The historic ‘Bibi-ka-Alam’ taken out from the Ashoorkhana in Dabeerpura of old city is the star attraction of ‘Youm -e-Ashoora’, the tenth day of Muharram. It is also considered a living example of communal harmony for it draws people of different faiths.

Hundreds of barefoot and bare-chested mourners from more than 40 ‘anjumans’, including a few from various parts of the country form part of the procession. The procession starts around noon from Bibi-ka-Alawa and culminates at Chaderghat in the evening, covering a distance of about five kilometres.

En-route it stops for a brief period at the Ashoorkhana ‘Khadam-e-Rasool’ where the footprints of Muhammad are displayed. The next stop is the ‘Peeli gate, Purani Haveli, where one of the members of the Nizam's family offers a ‘dhatti’ to the alam. The third stop is the 'Alawa-e-Sartouq' near the Darulshifa playground. Here, women mourners are permitted inside the premises where a ‘matham’ is performed for a short period of time. The fourth stop is Azakhana Zehra, where a ‘dhatti’ is offered by a representative or member of the Nizam family.

It is believed that the practice of installing the alam is 434 years old, dating back to the Quli Qutb Shahi period. "For many centuries it was housed in a Qutb Shahi Aashoorkhana near Golconda Fort, but later was shifted to Bibi ka Alawa," Syed Hamed Hussain Jaffery, president of Andhra Pradesh Shia Youth Conference says.

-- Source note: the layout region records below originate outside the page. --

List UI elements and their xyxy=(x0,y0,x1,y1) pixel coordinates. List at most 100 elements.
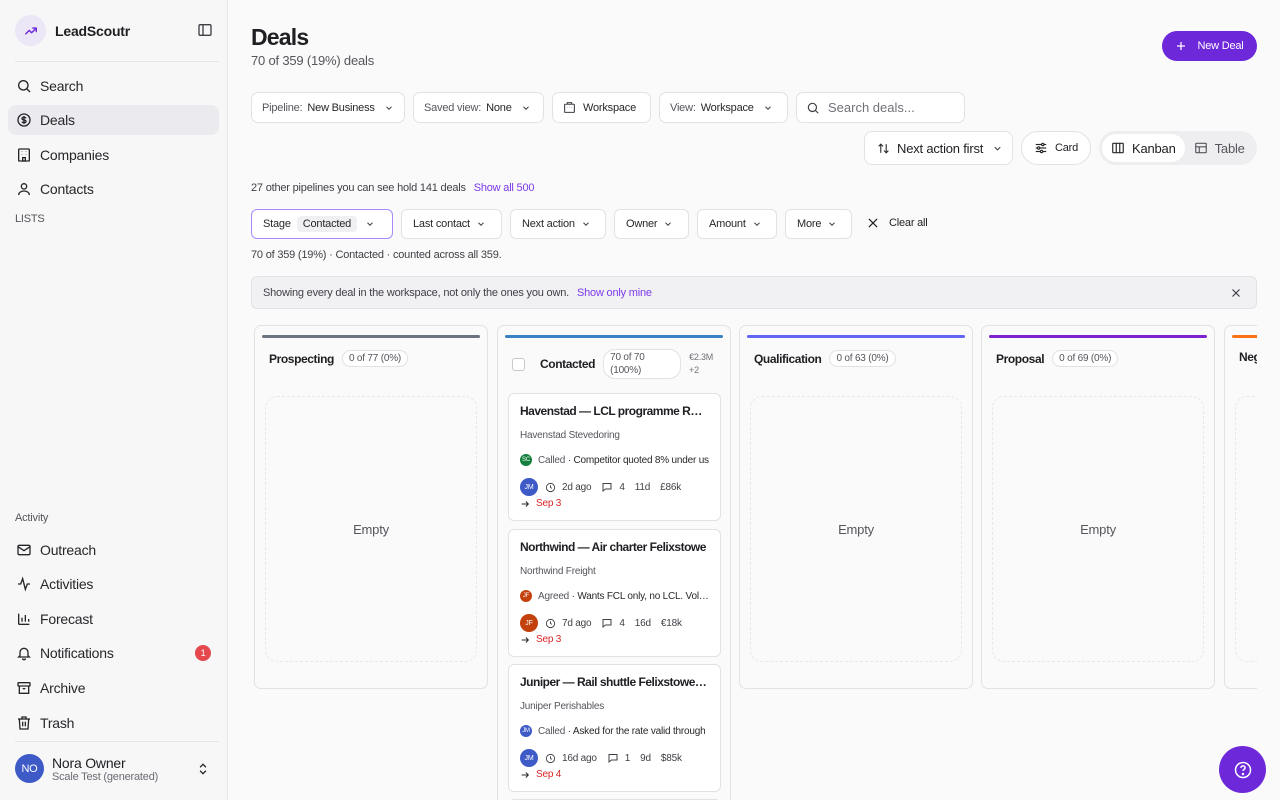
empty-dropzone[interactable]: Empty xyxy=(750,396,962,662)
search-deals[interactable] xyxy=(796,92,965,123)
empty-dropzone[interactable] xyxy=(1235,396,1257,662)
deal-title[interactable]: Havenstad — LCL programme Rotterdam xyxy=(520,404,709,418)
deal-meta: JM 2d ago 4 11d £86k xyxy=(520,478,681,496)
close-icon[interactable] xyxy=(1230,287,1242,299)
sidebar-item-label: Activities xyxy=(40,576,94,592)
deal-amount: €18k xyxy=(660,617,682,629)
owner-filter[interactable]: Owner xyxy=(614,209,689,239)
page-title: Deals xyxy=(251,24,309,50)
deal-company[interactable]: Juniper Perishables xyxy=(520,701,604,712)
table-icon xyxy=(1194,141,1208,155)
building-icon xyxy=(563,101,576,114)
user-name: Nora Owner xyxy=(52,754,126,771)
pipeline-select[interactable]: Pipeline: New Business xyxy=(251,92,405,123)
table-tab[interactable]: Table xyxy=(1185,134,1254,162)
deal-card[interactable]: Northwind — Air charter Felixstowe North… xyxy=(508,529,721,657)
sort-label: Next action first xyxy=(897,140,984,156)
activity-icon xyxy=(16,576,32,592)
sidebar-item-activities[interactable]: Activities xyxy=(8,569,219,599)
note-body: Asked for the rate valid through xyxy=(572,725,706,737)
brand[interactable]: LeadScoutr xyxy=(15,15,130,46)
search-input[interactable] xyxy=(828,100,958,115)
deal-card[interactable]: Juniper — Rail shuttle Felixstowe–Cheste… xyxy=(508,664,721,792)
stage-filter[interactable]: Stage Contacted xyxy=(251,209,393,239)
plus-icon xyxy=(1175,40,1187,52)
notice-text: Showing every deal in the workspace, not… xyxy=(263,286,569,299)
due-date: Sep 3 xyxy=(536,634,562,645)
sidebar-item-trash[interactable]: Trash xyxy=(8,708,219,738)
next-action-label: Next action xyxy=(522,218,575,230)
deal-last-note: JF Agreed · Wants FCL only, no LCL. Volu… xyxy=(520,590,709,602)
other-pipelines-text: 27 other pipelines you can see hold 141 … xyxy=(251,182,466,194)
column-extra: +2 xyxy=(689,365,699,375)
deal-company[interactable]: Northwind Freight xyxy=(520,566,596,577)
sidebar-item-search[interactable]: Search xyxy=(8,71,219,101)
sidebar-divider xyxy=(15,741,219,742)
note-kind: Called xyxy=(538,725,566,737)
user-menu[interactable]: NO Nora Owner Scale Test (generated) xyxy=(15,754,158,783)
page-subtitle: 70 of 359 (19%) deals xyxy=(251,53,374,68)
sort-select[interactable]: Next action first xyxy=(864,131,1013,165)
sidebar-item-forecast[interactable]: Forecast xyxy=(8,604,219,634)
column-totals: €2.3M +2 xyxy=(689,351,713,377)
deal-company[interactable]: Havenstad Stevedoring xyxy=(520,430,620,441)
column-count: 0 of 63 (0%) xyxy=(829,350,896,367)
column-proposal: Proposal 0 of 69 (0%) Empty xyxy=(981,325,1215,689)
sidebar-item-contacts[interactable]: Contacts xyxy=(8,174,219,204)
result-count: 70 of 359 (19%) · Contacted · counted ac… xyxy=(251,249,502,261)
column-color-bar xyxy=(505,335,723,338)
saved-view-select[interactable]: Saved view: None xyxy=(413,92,544,123)
clear-all-button[interactable]: Clear all xyxy=(866,216,928,230)
sidebar-item-deals[interactable]: Deals xyxy=(8,105,219,135)
card-settings-button[interactable]: Card xyxy=(1021,131,1091,165)
kanban-tab[interactable]: Kanban xyxy=(1102,134,1185,162)
activity-section-label: Activity xyxy=(15,512,49,524)
stage-filter-value: Contacted xyxy=(296,216,358,232)
arrow-right-icon xyxy=(520,499,530,509)
view-value: Workspace xyxy=(700,101,754,114)
empty-dropzone[interactable]: Empty xyxy=(992,396,1204,662)
view-toggle: Kanban Table xyxy=(1099,131,1257,165)
chevron-down-icon xyxy=(763,103,773,113)
sidebar-item-companies[interactable]: Companies xyxy=(8,140,219,170)
show-only-mine-link[interactable]: Show only mine xyxy=(577,287,652,299)
deal-title[interactable]: Juniper — Rail shuttle Felixstowe–Cheste… xyxy=(520,675,709,689)
chevrons-up-down-icon[interactable] xyxy=(196,761,210,777)
sidebar-item-label: Notifications xyxy=(40,645,114,661)
show-all-link[interactable]: Show all 500 xyxy=(474,182,535,194)
notifications-badge: 1 xyxy=(195,645,211,661)
sidebar-toggle-icon[interactable] xyxy=(197,22,213,38)
sidebar-item-archive[interactable]: Archive xyxy=(8,673,219,703)
comment-icon xyxy=(601,617,613,629)
new-deal-button[interactable]: New Deal xyxy=(1162,31,1257,61)
select-all-checkbox[interactable] xyxy=(512,357,525,371)
empty-dropzone[interactable]: Empty xyxy=(265,396,477,662)
workspace-button[interactable]: Workspace xyxy=(552,92,651,123)
trash-icon xyxy=(16,715,32,731)
owner-avatar[interactable]: JM xyxy=(520,749,538,767)
next-action-filter[interactable]: Next action xyxy=(510,209,606,239)
next-action-due: Sep 3 xyxy=(520,634,561,645)
more-filter[interactable]: More xyxy=(785,209,852,239)
column-color-bar xyxy=(262,335,480,338)
sidebar-item-notifications[interactable]: Notifications 1 xyxy=(8,638,219,668)
last-activity: 16d ago xyxy=(562,752,597,764)
last-contact-label: Last contact xyxy=(413,218,470,230)
new-deal-label: New Deal xyxy=(1197,40,1244,52)
owner-avatar[interactable]: JF xyxy=(520,614,538,632)
arrow-right-icon xyxy=(520,770,530,780)
column-title: Contacted xyxy=(540,357,596,371)
help-button[interactable] xyxy=(1219,746,1266,793)
last-contact-filter[interactable]: Last contact xyxy=(401,209,502,239)
amount-filter[interactable]: Amount xyxy=(697,209,777,239)
owner-avatar[interactable]: JM xyxy=(520,478,538,496)
view-select[interactable]: View: Workspace xyxy=(659,92,788,123)
deal-card[interactable]: Havenstad — LCL programme Rotterdam Have… xyxy=(508,393,721,521)
column-negotiation: Neg xyxy=(1224,325,1257,689)
deal-meta: JM 16d ago 1 9d $85k xyxy=(520,749,682,767)
deal-title[interactable]: Northwind — Air charter Felixstowe xyxy=(520,540,709,554)
column-count: 70 of 70 (100%) xyxy=(603,349,682,379)
column-amount: €2.3M xyxy=(689,352,714,362)
column-header: Prospecting 0 of 77 (0%) xyxy=(269,350,409,367)
sidebar-item-outreach[interactable]: Outreach xyxy=(8,535,219,565)
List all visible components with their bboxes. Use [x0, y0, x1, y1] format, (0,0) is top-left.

The important characteristic of the alam is that it is believed to contain a wooden plank on which Bibi Fatima, daughter of Muhammad, was given the final ablution. It also has six diamonds and other jewellery gifted by the VII Nizam, Mir Osman Ali Khan, in the 1950s.

Initially, the alam was carried upon an elephant named Hyderi, and now this job is done by Rajani, its calf. For some years another elephant, Hashmi, also carried the Alam. Rajani is also used during the Bonalu procession in the old city.